I found an old problem from notes, which I was not able to solve.
Assume that we have a given (arbitrary) norm $\| \cdot\|$ on $K$ and function $g:K \times K \rightarrow K \times K$ for some compact and convex subset $K\subset \mathbb{R}^n$, such that
$$
g(x, y) = \pmatrix{g_1(x,y) \\ g_2(x, y)}
$$
where $g_1, g_2$ are Lipschitz in their entries with constants $\gamma_1, \gamma_2, \gamma_3, \gamma_4 < 1$.
In other words, assume
$$
\| g_1 (x, y) – g_1(x', y') \| \leq \gamma_1 \| x – x'\| + \gamma_2 \| y – y'\| \\
\| g_2 (x, y) – g_2(x', y') \| \leq \gamma_3 \| x – x'\| + \gamma_4 \| y – y'\|
$$
for all $x,y,x', y' \in K$.
Prove that the iterates
$$
(x_{n+1}, y_{n+1}) := g(x_{n}, y_{n})
$$
converge to a fixed point of $g$.
It seems that the existence of a fixed point follows from Brouwer's fixed point theorem, but I am stuck with convergence.

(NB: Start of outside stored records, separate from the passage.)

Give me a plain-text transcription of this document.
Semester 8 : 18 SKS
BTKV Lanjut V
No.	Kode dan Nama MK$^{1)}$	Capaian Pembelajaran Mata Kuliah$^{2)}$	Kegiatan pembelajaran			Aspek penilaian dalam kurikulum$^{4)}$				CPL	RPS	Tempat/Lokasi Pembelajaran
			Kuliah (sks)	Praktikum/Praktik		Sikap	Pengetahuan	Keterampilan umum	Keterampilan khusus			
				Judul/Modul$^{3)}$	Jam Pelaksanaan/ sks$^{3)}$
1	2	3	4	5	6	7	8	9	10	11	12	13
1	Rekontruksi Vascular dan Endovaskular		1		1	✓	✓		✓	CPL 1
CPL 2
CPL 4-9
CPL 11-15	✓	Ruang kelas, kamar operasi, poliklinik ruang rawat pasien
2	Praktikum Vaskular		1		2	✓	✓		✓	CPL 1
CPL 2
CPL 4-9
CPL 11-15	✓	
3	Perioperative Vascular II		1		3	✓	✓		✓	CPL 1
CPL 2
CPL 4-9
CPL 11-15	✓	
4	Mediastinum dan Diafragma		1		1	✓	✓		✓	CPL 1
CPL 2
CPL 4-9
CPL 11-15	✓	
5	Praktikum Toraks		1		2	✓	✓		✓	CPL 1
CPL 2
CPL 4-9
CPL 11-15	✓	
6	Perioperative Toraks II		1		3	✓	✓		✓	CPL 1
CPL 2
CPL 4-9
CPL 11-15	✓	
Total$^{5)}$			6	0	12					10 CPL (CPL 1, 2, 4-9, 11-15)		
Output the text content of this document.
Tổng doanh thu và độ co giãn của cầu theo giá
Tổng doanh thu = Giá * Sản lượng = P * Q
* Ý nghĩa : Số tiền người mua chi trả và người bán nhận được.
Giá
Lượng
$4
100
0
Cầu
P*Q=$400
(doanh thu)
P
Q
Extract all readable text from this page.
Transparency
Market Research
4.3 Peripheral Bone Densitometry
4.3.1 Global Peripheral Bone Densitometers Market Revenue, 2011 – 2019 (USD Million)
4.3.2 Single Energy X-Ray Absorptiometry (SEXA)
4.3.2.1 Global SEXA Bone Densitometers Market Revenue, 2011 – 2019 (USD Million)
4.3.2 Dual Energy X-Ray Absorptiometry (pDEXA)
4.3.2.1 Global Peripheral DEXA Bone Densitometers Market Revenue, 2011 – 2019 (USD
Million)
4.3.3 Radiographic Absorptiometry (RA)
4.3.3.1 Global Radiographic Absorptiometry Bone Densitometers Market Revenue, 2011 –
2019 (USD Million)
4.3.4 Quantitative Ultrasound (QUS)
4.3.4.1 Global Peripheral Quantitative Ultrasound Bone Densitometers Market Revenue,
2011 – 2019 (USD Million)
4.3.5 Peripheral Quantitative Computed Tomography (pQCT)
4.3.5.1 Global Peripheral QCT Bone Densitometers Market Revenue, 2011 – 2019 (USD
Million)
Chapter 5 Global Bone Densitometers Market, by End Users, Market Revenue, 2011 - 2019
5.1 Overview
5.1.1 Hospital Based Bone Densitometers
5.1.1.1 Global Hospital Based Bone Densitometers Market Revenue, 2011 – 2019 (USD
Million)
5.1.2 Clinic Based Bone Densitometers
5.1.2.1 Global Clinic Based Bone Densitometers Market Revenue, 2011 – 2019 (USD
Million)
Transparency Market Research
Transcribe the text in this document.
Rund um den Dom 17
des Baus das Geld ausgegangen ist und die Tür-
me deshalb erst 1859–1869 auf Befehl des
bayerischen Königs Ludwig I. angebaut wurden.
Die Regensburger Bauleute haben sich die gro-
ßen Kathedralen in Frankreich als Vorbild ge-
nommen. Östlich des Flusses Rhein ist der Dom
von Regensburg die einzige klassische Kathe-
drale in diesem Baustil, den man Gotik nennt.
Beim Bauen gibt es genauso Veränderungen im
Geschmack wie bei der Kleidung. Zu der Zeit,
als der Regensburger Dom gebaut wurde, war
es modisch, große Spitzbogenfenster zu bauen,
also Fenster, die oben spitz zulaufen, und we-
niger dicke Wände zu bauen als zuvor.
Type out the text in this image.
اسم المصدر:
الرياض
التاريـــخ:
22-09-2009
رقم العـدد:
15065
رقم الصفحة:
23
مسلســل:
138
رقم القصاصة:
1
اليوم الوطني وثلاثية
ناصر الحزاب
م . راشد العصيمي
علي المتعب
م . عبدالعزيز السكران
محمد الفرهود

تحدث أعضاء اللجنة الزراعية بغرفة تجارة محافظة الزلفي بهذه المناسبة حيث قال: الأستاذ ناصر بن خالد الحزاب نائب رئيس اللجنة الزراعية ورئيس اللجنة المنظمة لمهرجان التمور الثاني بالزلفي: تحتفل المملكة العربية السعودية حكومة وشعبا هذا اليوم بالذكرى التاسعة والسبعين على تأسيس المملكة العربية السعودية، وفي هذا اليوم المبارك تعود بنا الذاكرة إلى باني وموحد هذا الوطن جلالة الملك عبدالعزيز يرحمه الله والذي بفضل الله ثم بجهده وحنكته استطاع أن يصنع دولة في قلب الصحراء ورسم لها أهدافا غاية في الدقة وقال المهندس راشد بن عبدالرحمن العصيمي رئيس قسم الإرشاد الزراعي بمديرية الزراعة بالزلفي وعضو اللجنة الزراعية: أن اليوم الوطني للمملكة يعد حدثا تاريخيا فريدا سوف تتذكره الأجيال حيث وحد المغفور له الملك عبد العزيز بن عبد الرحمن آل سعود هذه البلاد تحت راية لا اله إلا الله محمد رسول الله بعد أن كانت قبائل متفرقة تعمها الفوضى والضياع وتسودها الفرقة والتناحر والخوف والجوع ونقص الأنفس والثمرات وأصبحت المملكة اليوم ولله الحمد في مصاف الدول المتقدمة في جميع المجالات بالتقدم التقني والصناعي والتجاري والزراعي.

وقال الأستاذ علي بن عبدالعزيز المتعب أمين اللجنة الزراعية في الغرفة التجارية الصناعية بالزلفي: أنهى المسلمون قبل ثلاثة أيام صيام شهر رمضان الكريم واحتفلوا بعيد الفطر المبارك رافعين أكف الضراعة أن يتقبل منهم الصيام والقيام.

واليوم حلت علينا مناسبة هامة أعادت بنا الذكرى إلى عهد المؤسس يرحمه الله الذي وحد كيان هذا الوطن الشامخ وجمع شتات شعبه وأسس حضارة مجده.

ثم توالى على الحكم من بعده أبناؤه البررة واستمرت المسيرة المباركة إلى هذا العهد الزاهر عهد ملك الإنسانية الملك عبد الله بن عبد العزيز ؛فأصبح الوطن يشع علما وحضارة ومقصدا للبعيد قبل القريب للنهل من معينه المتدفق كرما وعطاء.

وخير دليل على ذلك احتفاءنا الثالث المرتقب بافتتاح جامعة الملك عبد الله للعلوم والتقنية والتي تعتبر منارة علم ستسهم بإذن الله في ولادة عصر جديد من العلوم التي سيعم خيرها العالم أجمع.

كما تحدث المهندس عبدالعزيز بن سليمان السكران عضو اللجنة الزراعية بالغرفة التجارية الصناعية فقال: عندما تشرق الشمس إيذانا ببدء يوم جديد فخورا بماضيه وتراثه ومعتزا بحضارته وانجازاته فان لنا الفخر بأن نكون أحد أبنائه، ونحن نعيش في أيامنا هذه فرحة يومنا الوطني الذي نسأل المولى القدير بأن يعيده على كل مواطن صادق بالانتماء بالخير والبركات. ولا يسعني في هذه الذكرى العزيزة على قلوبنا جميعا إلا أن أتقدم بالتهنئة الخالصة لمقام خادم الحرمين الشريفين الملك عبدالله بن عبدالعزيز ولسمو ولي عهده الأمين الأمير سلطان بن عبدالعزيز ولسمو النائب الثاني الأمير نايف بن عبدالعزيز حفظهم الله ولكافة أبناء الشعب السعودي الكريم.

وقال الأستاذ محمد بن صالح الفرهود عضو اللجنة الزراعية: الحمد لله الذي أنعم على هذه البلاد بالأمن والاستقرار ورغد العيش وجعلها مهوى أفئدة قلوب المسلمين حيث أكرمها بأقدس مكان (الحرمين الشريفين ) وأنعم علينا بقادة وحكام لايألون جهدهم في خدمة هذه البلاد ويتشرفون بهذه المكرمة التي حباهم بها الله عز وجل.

I have tried finding an appropriate metric on the space $K\times K$ that makes the function a contraction, i.e, a function $f: \mathbb{R}^{\geq 0} \times \mathbb{R}^{\geq 0} \rightarrow \mathbb{R}^{\geq 0}$ that makes
$$
d((x, y), (x', y')) := f(\| x – x'\|, \|y – y'\|)
$$
a complete metric on $K \times K$ and $g$ a contraction, but was not successful so far.
Is the problem possible to solve?
Best Answer
Consider $g:[-1,1]^2\to [-1,1]^2$, $g(x,y)=(-(x+y)/2,-(x+y)/2)$. Then $$ |g_k(x,y)-g_k(x',y')| \le \frac{1}{2}|x-x'| + \frac{1}{2}|y-y'| \quad (k=1,2). $$ Starting the iteration at $(1,1)$ leads to the sequence $$ (1,1), ~ (-1,-1), ~ (1,1), ~ (-1,-1) \dots $$ which is not convergent.